CBD oil is likely safe for anxious pets, but research has yet to prove it helps.
That said, there are still a few risks associated with taking CBD that you should be aware of:
- Side effects. Dry mouth, low blood pressure, lightheadedness and drowsiness have been reported, according to the NIH, as has signs of liver injury, though the latter is less common.

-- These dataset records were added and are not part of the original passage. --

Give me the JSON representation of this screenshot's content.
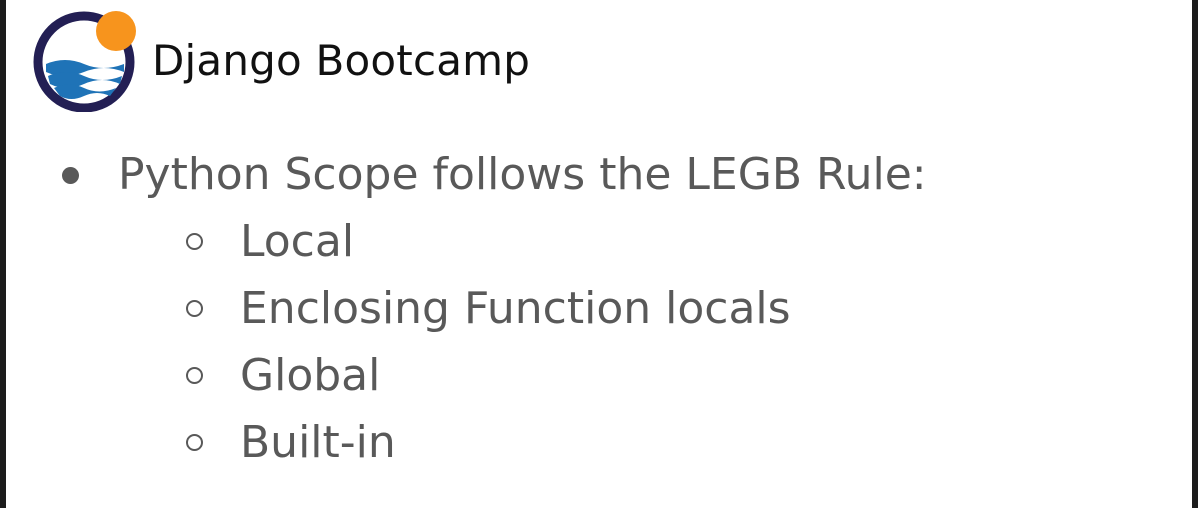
{
  "header": {
    "brand": "Django Bootcamp",
    "logo_colors": {
      "ring": "#231f54",
      "sun": "#f7941d",
      "waves": "#1f73b7"
    }
  },
  "content": {
    "bullet": "Python Scope follows the LEGB Rule:",
    "sub_items": [
      {
        "label": "Local"
      },
      {
        "label": "Enclosing Function locals"
      },
      {
        "label": "Global"
      },
      {
        "label": "Built-in"
      }
    ]
  },
  "colors": {
    "text": "#595959",
    "background": "#ffffff"
  }
}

- Limited research. CBD’s classification as a Schedule I drug severely limits the amount of studies researchers can conduct on the compound. What does exist is promising, but there are still a lot of unknowns around what conditions CBD could help treat and how much people would need to take for it to be effective. That means if you’re taking CBD to treat a particular ailment, you could be taking too much, too little or wasting your money altogether.
- Inadequate regulation. There are no standards in place for producing, testing or labeling CBD products, which makes any type of federal oversight or quality control impossible. In fact, Penn Medicine researchers found that nearly 70 percent of CBD products purchased from the internet contained either more CBD than the label indicated — which could be dangerous — or less CBD than was indicated, which could negate any potential benefits. Many products also contained significant amounts of THC.
- Drug interactions. Not much is known about how CBD could interfere with other medications, but experts say it may interfere with how quickly the body breaks down a variety of prescription medications, which can increase side effects. It can also enhance the sedative properties of herbs and supplements that are known to cause sleepiness or drowsiness. Talk to your doctor or a pharmacist to confirm whether anything you take regularly could be affected by CBD.
- Pre- and post-natal unknowns. There’s not yet sufficient evidence about whether it’s safe to take CBD while you’re pregnant or nursing. Experts advise avoiding it.
The information contained in this article is for educational and informational purposes only and is not intended as health or medical advice. Always consult a physician or other qualified health provider regarding any questions you may have about a medical condition or health objectives.